A partir de agora e muitas vezes
por um período prolongado, tal como nos movimentos migratórios, as cidades com
ensino superior começam a ser invadidas por uma população curiosa, os caloiros.
Andam aos bandos pelas ruas, com um ar patético, mascarado de divertido,
enquadrados por um pessoal jovem vestido de negro, trajados, como gostam de dizer. É o
tempo das praxes aos que chegam ao ensino superior.
Não sei se em resultado de alguns
episódios lamentáveis, até com consequências graves do ponto de vista físico o
que levou a tutela e as instituições a "desencorajar" ou mesmo
proibir as praxes, recordo o Programa Praxe +, se em resultado das escolhas dos
próprios estudantes ou em resultado dos esforços do MATA (Movimento
Anti-Tradição Académica), registo que as “actividades” de praxe têm vindo a ser
mais brandas apesar de alguns excessos que sempre se verificam. No entanto, ao que se vê na imprensa, já se observa o que ão pode acontecer, humilhar não rima com integrar.
Fico satisfeito com esta
alteração, sobretudo se corresponder a decisões assumidas pelos estudantes no
seu conjunto e não fruto de ameaças ou determinações da tutela ou da direcção
das diferentes escolas, estamos a falar de gente crescida e, espera-se,
autodeterminada.
De facto, como regularmente aqui
afirmo partindo de um conhecimento razoavelmente próximo deste universo, a
regulação dos comportamentos nas praxes tem-me parecido indispensável.

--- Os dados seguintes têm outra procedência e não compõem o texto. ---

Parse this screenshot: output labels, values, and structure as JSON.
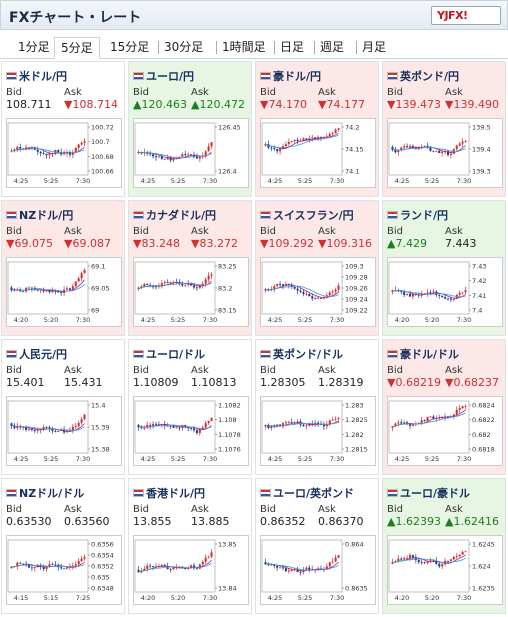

Parece-me ainda importante que os dispositivos de regulação das praxes integrem
o respeito por posições diferentes por parte dos estudantes sem que daí
advenham consequências implícitas ou explícitas para a sua participação na vida
académica que, frequentemente, não sendo "enunciadas", são,
evidentemente, praticadas.
Os repetidamente referidos
"Códigos de Praxe", nas suas diferentes designações, não parecem
suficientes para inibir abusos dos comportamentos e as consequências negativas
sobre os não aderentes às praxes.
Na verdade, de forma
aparentemente tranquila coexistem genuínas intenções de convivialidade,
tradição e integração na vida académica com boçalidade, humilhação e violência
sobre o outro, no caso o caloiro, a “besta” como elegantemente é designado.
Tenho assistido e todos temos conhecimento de cenas absolutamente deploráveis
por mais que os envolvidos lhes encontrem virtudes.
Apesar dos discursos dos seus
defensores, continuo a não conseguir entender como é que, a título de exemplo,
humilhar rima com integrar, insultar rima com ajudar, boçalidade rima com
universidade, abusar rima com brincar, ofender rima com acolher, violência rima
com inteligência ou coacção rima com tradição. Devo, no entanto sublinhar que
não simpatizo com estratégias de natureza proibicionista, sobretudo em matérias
que claramente envolvem valores. Nesta perspectiva, parece-me um passo positivo
uma anunciada iniciativa de regulação envolvendo diferentes academias.
Quando me refiro a esta questão,
surgem naturalmente comentários de pessoas que passaram por experiências de
praxe que não entendem como negativas, antes pelo contrário, afirmam-nas como
algo de positivo na vida universitária. Acredito e obviamente não discuto as
experiências individuais, falo do que assisto e conheço.
A minha experiência
universitária, dada a época, as praxes tinham entrado em licença sabática, por
assim dizer, foi a de alguém desintegrado, isolado, descurriculado, dessocializado
e taciturno porque não acedeu ao privilégio e experiência sem igual de ser
praxado ou praxar. Provavelmente, advém daí a minha reserva.